I’ve been involved in some interesting LinkedIn discussions with Accountants of late and how they see clients and how they canvas them.
Coupling that with seeing numerous examples of client feedback (almost always very cheap and hardly ever cheerful)… well, here is the result, a blog post specifically for Accountants and hopefully some valuable advice.
Firstly, if you want to survey your clients but don’t want to hear negatives, don’t want to commit to doing it properly, don’t want to action changes from the insight you gain… please, save yourself time and don’t survey your clients. It’s much easier and much less painful.
Secondly… “Are you happy?” Please don’t send a postcard to your clients with that question on. What do you expect to get back? It’s a waste of trees, your clients don’t have chance to tell it like it is and the cost of deploying something like that is expensive for very little return. And does it really send a signal to your clients that you care?
Think about it… a one question survey is the feedback equivalent of you delivering a single sheet of paper to your clients with just their sales figure on and nothing else. It’s incomplete and gives no insight at all.
Thirdly… Shy away from ready made surveys and questionnaires. Yes they may be easier and yes they may be quicker. But they don’t reflect your practice. They don’t account for your decision making processes, your management structure, the services and style with which you work with your clients. Take a little time and do it right. You help your clients plan don’t you? You tell them planning is important. The same applies for client surveys.
Fourthly… Don’t just do it once and never again. The value of management accounts is that you understand in a fairly timely fashion what is going on and you can change things accordingly. Well before cash is received, before invoices are sent, before services and products are delivered, and before orders are placed, some considerable time before… a client is forming opinion. Every day. Every day their views change for the worse and for the better.
A client survey gives you just as much, if not more actionable business information that can be acted on in a timely fashion before its too late. Use it to follow trends, to test ideas, to benchmark service. Can you really do that with a simple one question postcard?
Fifthly… take the time to be different. Since the advent of AVN, Ranone, 2020, UK200 and all of the myriad of accounting umbrella groups supporting accountants the order of the day has been template driven programmes with a token logo.

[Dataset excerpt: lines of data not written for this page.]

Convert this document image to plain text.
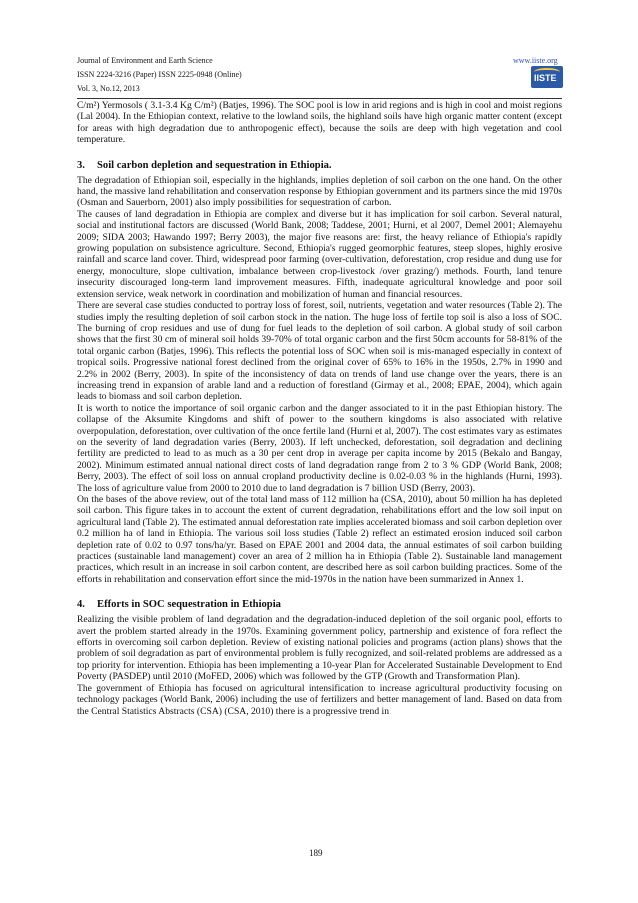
Journal of Environment and Earth Science
ISSN 2224-3216 (Paper) ISSN 2225-0948 (Online)
Vol. 3, No.12, 2013
www.iiste.org
IISTE

C/m²) Yermosols ( 3.1-3.4 Kg C/m²) (Batjes, 1996). The SOC pool is low in arid regions and is high in cool and moist regions (Lal 2004). In the Ethiopian context, relative to the lowland soils, the highland soils have high organic matter content (except for areas with high degradation due to anthropogenic effect), because the soils are deep with high vegetation and cool temperature.

3. Soil carbon depletion and sequestration in Ethiopia.

The degradation of Ethiopian soil, especially in the highlands, implies depletion of soil carbon on the one hand. On the other hand, the massive land rehabilitation and conservation response by Ethiopian government and its partners since the mid 1970s (Osman and Sauerborn, 2001) also imply possibilities for sequestration of carbon.

The causes of land degradation in Ethiopia are complex and diverse but it has implication for soil carbon. Several natural, social and institutional factors are discussed (World Bank, 2008; Taddese, 2001; Hurni, et al 2007, Demel 2001; Alemayehu 2009; SIDA 2003; Hawando 1997; Berry 2003), the major five reasons are: first, the heavy reliance of Ethiopia's rapidly growing population on subsistence agriculture. Second, Ethiopia's rugged geomorphic features, steep slopes, highly erosive rainfall and scarce land cover. Third, widespread poor farming (over-cultivation, deforestation, crop residue and dung use for energy, monoculture, slope cultivation, imbalance between crop-livestock /over grazing/) methods. Fourth, land tenure insecurity discouraged long-term land improvement measures. Fifth, inadequate agricultural knowledge and poor soil extension service, weak network in coordination and mobilization of human and financial resources.

There are several case studies conducted to portray loss of forest, soil, nutrients, vegetation and water resources (Table 2). The studies imply the resulting depletion of soil carbon stock in the nation. The huge loss of fertile top soil is also a loss of SOC. The burning of crop residues and use of dung for fuel leads to the depletion of soil carbon. A global study of soil carbon shows that the first 30 cm of mineral soil holds 39-70% of total organic carbon and the first 50cm accounts for 58-81% of the total organic carbon (Batjes, 1996). This reflects the potential loss of SOC when soil is mis-managed especially in context of tropical soils. Progressive national forest declined from the original cover of 65% to 16% in the 1950s, 2.7% in 1990 and 2.2% in 2002 (Berry, 2003). In spite of the inconsistency of data on trends of land use change over the years, there is an increasing trend in expansion of arable land and a reduction of forestland (Girmay et al., 2008; EPAE, 2004), which again leads to biomass and soil carbon depletion.

It is worth to notice the importance of soil organic carbon and the danger associated to it in the past Ethiopian history. The collapse of the Aksumite Kingdoms and shift of power to the southern kingdoms is also associated with relative overpopulation, deforestation, over cultivation of the once fertile land (Hurni et al, 2007). The cost estimates vary as estimates on the severity of land degradation varies (Berry, 2003). If left unchecked, deforestation, soil degradation and declining fertility are predicted to lead to as much as a 30 per cent drop in average per capita income by 2015 (Bekalo and Bangay, 2002). Minimum estimated annual national direct costs of land degradation range from 2 to 3 % GDP (World Bank, 2008; Berry, 2003). The effect of soil loss on annual cropland productivity decline is 0.02-0.03 % in the highlands (Hurni, 1993). The loss of agriculture value from 2000 to 2010 due to land degradation is 7 billion USD (Berry, 2003).

On the bases of the above review, out of the total land mass of 112 million ha (CSA, 2010), about 50 million ha has depleted soil carbon. This figure takes in to account the extent of current degradation, rehabilitations effort and the low soil input on agricultural land (Table 2). The estimated annual deforestation rate implies accelerated biomass and soil carbon depletion over 0.2 million ha of land in Ethiopia. The various soil loss studies (Table 2) reflect an estimated erosion induced soil carbon depletion rate of 0.02 to 0.97 tons/ha/yr. Based on EPAE 2001 and 2004 data, the annual estimates of soil carbon building practices (sustainable land management) cover an area of 2 million ha in Ethiopia (Table 2). Sustainable land management practices, which result in an increase in soil carbon content, are described here as soil carbon building practices. Some of the efforts in rehabilitation and conservation effort since the mid-1970s in the nation have been summarized in Annex 1.

4. Efforts in SOC sequestration in Ethiopia

Realizing the visible problem of land degradation and the degradation-induced depletion of the soil organic pool, efforts to avert the problem started already in the 1970s. Examining government policy, partnership and existence of fora reflect the efforts in overcoming soil carbon depletion. Review of existing national policies and programs (action plans) shows that the problem of soil degradation as part of environmental problem is fully recognized, and soil-related problems are addressed as a top priority for intervention. Ethiopia has been implementing a 10-year Plan for Accelerated Sustainable Development to End Poverty (PASDEP) until 2010 (MoFED, 2006) which was followed by the GTP (Growth and Transformation Plan).

The government of Ethiopia has focused on agricultural intensification to increase agricultural productivity focusing on technology packages (World Bank, 2006) including the use of fertilizers and better management of land. Based on data from the Central Statistics Abstracts (CSA) (CSA, 2010) there is a progressive trend in

189
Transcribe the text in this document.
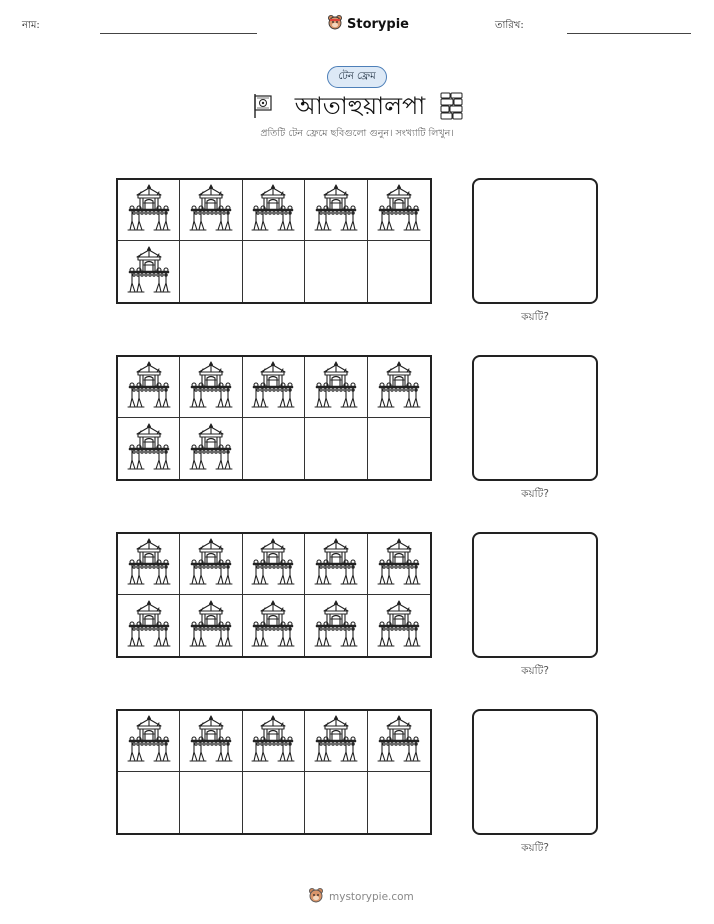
নাম:	Storypie	তারিখ:
টেন ফ্রেম
আতাহুয়ালপা
প্রতিটি টেন ফ্রেমে ছবিগুলো গুনুন। সংখ্যাটি লিখুন।
কয়টি?
কয়টি?
কয়টি?
কয়টি?
mystorypie.com
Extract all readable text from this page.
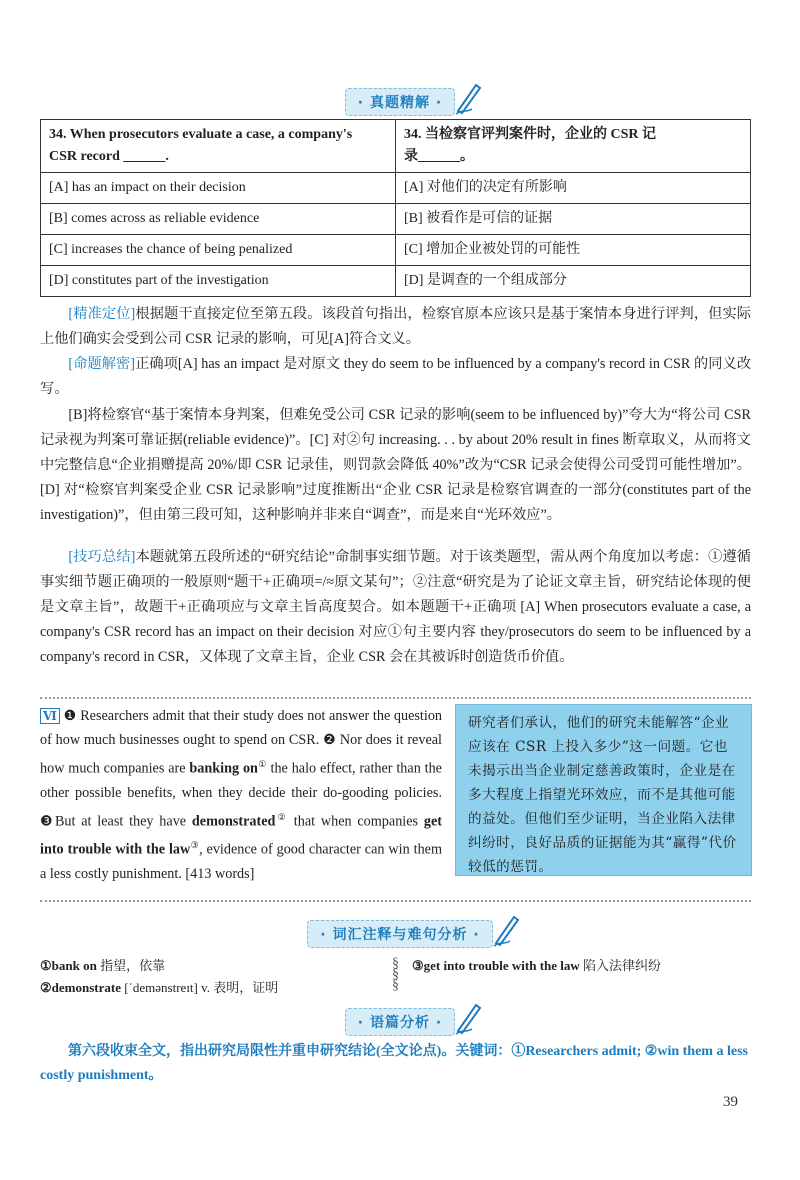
· 真题精解 ·
34. When prosecutors evaluate a case, a company's
CSR record ______.	34. 当检察官评判案件时，企业的 CSR 记
录______。
[A] has an impact on their decision	[A] 对他们的决定有所影响
[B] comes across as reliable evidence	[B] 被看作是可信的证据
[C] increases the chance of being penalized	[C] 增加企业被处罚的可能性
[D] constitutes part of the investigation	[D] 是调查的一个组成部分
[精准定位]根据题干直接定位至第五段。该段首句指出，检察官原本应该只是基于案情本身进行评判，但实际上他们确实会受到公司 CSR 记录的影响，可见[A]符合文义。
[命题解密]正确项[A] has an impact 是对原文 they do seem to be influenced by a company's record in CSR 的同义改写。
[B]将检察官“基于案情本身判案，但难免受公司 CSR 记录的影响(seem to be influenced by)”夸大为“将公司 CSR 记录视为判案可靠证据(reliable evidence)”。[C] 对②句 increasing. . . by about 20% result in fines 断章取义，从而将文中完整信息“企业捐赠提高 20%/即 CSR 记录佳，则罚款会降低 40%”改为“CSR 记录会使得公司受罚可能性增加”。[D] 对“检察官判案受企业 CSR 记录影响”过度推断出“企业 CSR 记录是检察官调查的一部分(constitutes part of the investigation)”，但由第三段可知，这种影响并非来自“调查”，而是来自“光环效应”。
[技巧总结]本题就第五段所述的“研究结论”命制事实细节题。对于该类题型，需从两个角度加以考虑：①遵循事实细节题正确项的一般原则“题干+正确项=/≈原文某句”；②注意“研究是为了论证文章主旨，研究结论体现的便是文章主旨”，故题干+正确项应与文章主旨高度契合。如本题题干+正确项 [A] When prosecutors evaluate a case, a company's CSR record has an impact on their decision 对应①句主要内容 they/prosecutors do seem to be influenced by a company's record in CSR，又体现了文章主旨，企业 CSR 会在其被诉时创造货币价值。
Ⅵ ❶ Researchers admit that their study does not answer the question of how much businesses ought to spend on CSR. ❷ Nor does it reveal how much companies are banking on① the halo effect, rather than the other possible benefits, when they decide their do-gooding policies. ❸But at least they have demonstrated② that when companies get into trouble with the law③, evidence of good character can win them a less costly punishment. [413 words]
研究者们承认，他们的研究未能解答“企业应该在 CSR 上投入多少”这一问题。它也未揭示出当企业制定慈善政策时，企业是在多大程度上指望光环效应，而不是其他可能的益处。但他们至少证明，当企业陷入法律纠纷时，良好品质的证据能为其“赢得”代价较低的惩罚。
· 词汇注释与难句分析 ·
①bank on 指望，依靠
②demonstrate [ˈdemənstreɪt] v. 表明，证明
§
§
§
③get into trouble with the law 陷入法律纠纷
· 语篇分析 ·
第六段收束全文，指出研究局限性并重申研究结论(全文论点)。关键词：①Researchers admit; ②win them a less costly punishment。
39
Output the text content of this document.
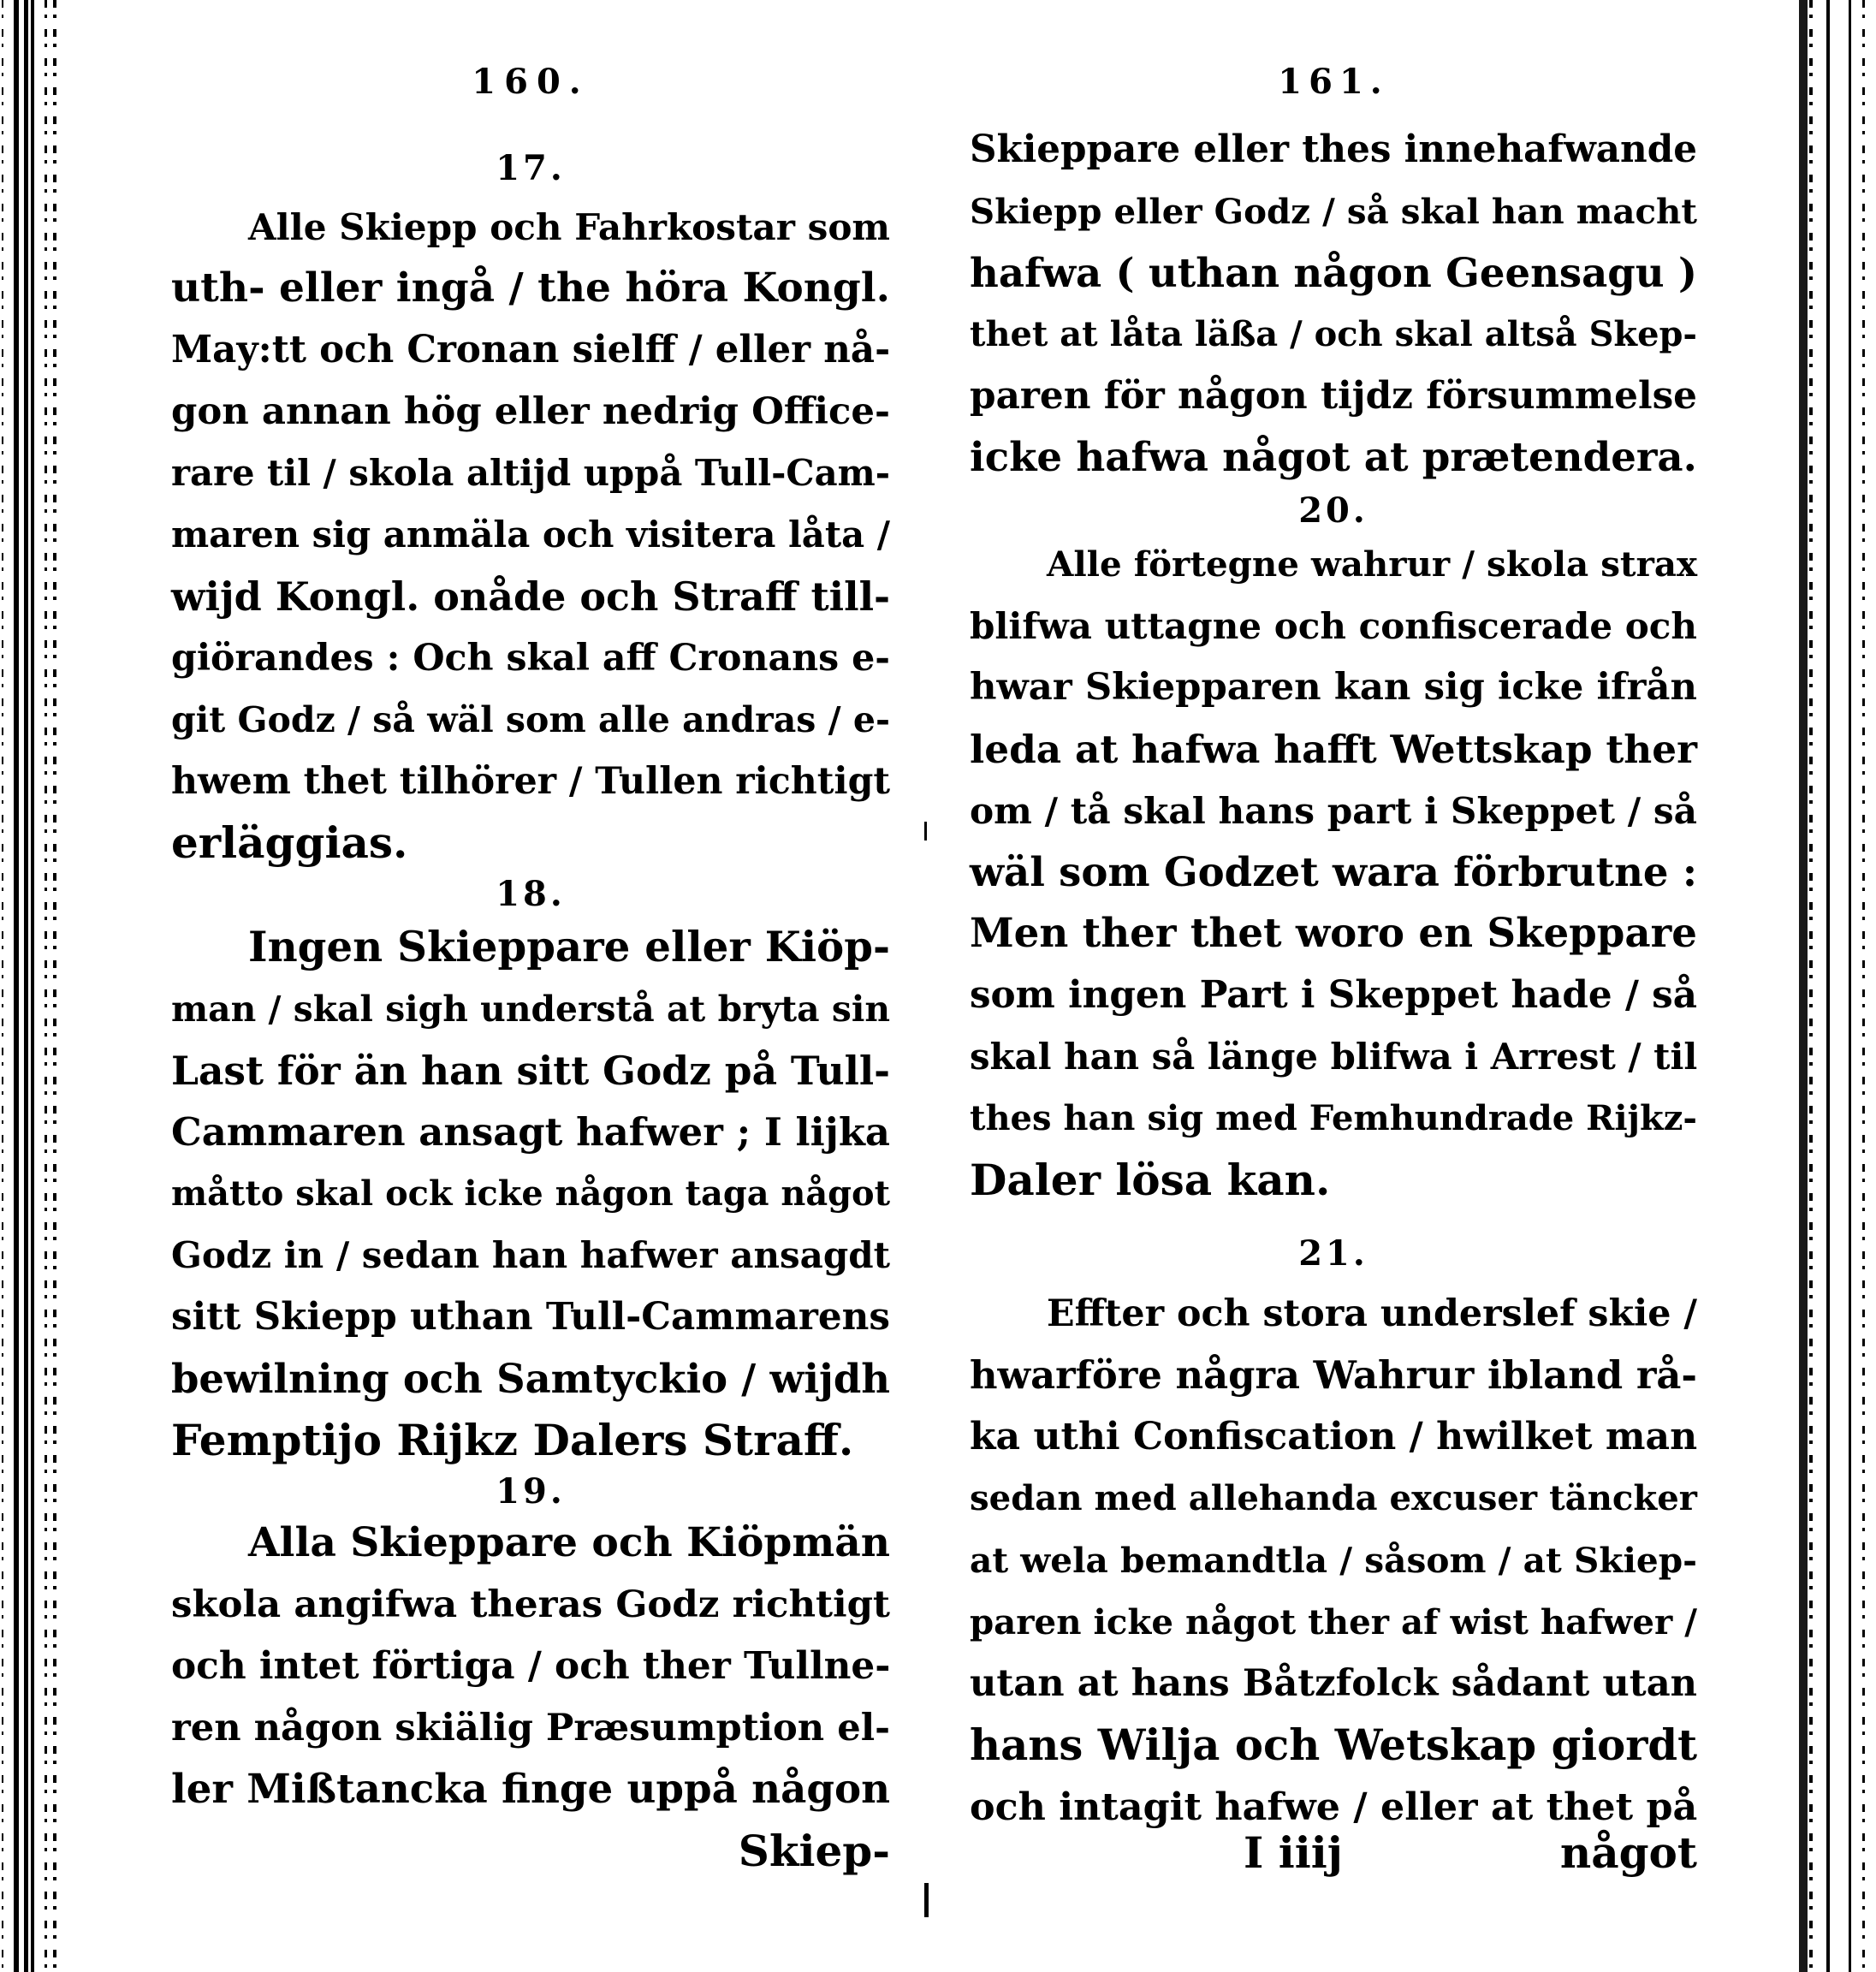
160.
17.
Alle Skiepp och Fahrkostar som
uth- eller ingå / the höra Kongl.
May:tt och Cronan sielff / eller nå-
gon annan hög eller nedrig Officе-
rare til / skola altijd uppå Tull-Cam-
maren sig anmäla och visitera låta /
wijd Kongl. onåde och Straff till-
giörandes : Och skal aff Cronans e-
git Godz / så wäl som alle andras / e-
hwem thet tilhörer / Tullen richtigt
erläggias.
18.
Ingen Skieppare eller Kiöp-
man / skal sigh understå at bryta sin
Last för än han sitt Godz på Tull-
Cammaren ansagt hafwer ; I lijka
måtto skal ock icke någon taga något
Godz in / sedan han hafwer ansagdt
sitt Skiepp uthan Tull-Cammarens
bewilning och Samtyckio / wijdh
Femptijo Rijkz Dalers Straff.
19.
Alla Skieppare och Kiöpmän
skola angifwa theras Godz richtigt
och intet förtiga / och ther Tullne-
ren någon skiälig Præsumption el-
ler Mißtancka finge uppå någon
Skiep-
161.
Skieppare eller thes innehafwande
Skiepp eller Godz / så skal han macht
hafwa ( uthan någon Geensagu )
thet at låta läßa / och skal altså Skep-
paren för någon tijdz försummelse
icke hafwa något at prætendera.
20.
Alle förtegne wahrur / skola strax
blifwa uttagne och confiscerade och
hwar Skiepparen kan sig icke ifrån
leda at hafwa hafft Wettskap ther
om / tå skal hans part i Skeppet / så
wäl som Godzet wara förbrutne :
Men ther thet woro en Skeppare
som ingen Part i Skeppet hade / så
skal han så länge blifwa i Arrest / til
thes han sig med Femhundrade Rijkz-
Daler lösa kan.
21.
Effter och stora underslef skie /
hwarföre några Wahrur ibland rå-
ka uthi Confiscation / hwilket man
sedan med allehanda excuser täncker
at wela bemandtla / såsom / at Skiep-
paren icke något ther af wist hafwer /
utan at hans Båtzfolck sådant utan
hans Wilja och Wetskap giordt
och intagit hafwe / eller at thet på
I iiij	något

I wish it wasn’t the case (and as a previous life in Accountancy and consulting I’m qualified to say this), but the differentiation in the Accountancy sector is borderline nil. Yes there are buzzwords of adding value and being proactive, but everyone uses them and difference is something you feel and experience, not a buzzword thats rolled out when appropriate.
Be different. Ask your clients how to be different. What they want in their business, what their challenges are, how you can best support them. You might just find yourself enhancing your reputation and unlocking new revenues in the process delivering just what your clients need.
And finally… please, please, please… if you do a survey, if you ask your clients what they really think, it’s imperative you take the good and the bad squarely on the chin and you act. Not only do you act, but you communicate.
Tell your clients you’ve heard them, tell your clients you’re devising projects to change based on what they’ve shared with you and tell them thank you.
And in due course they will thank you for it.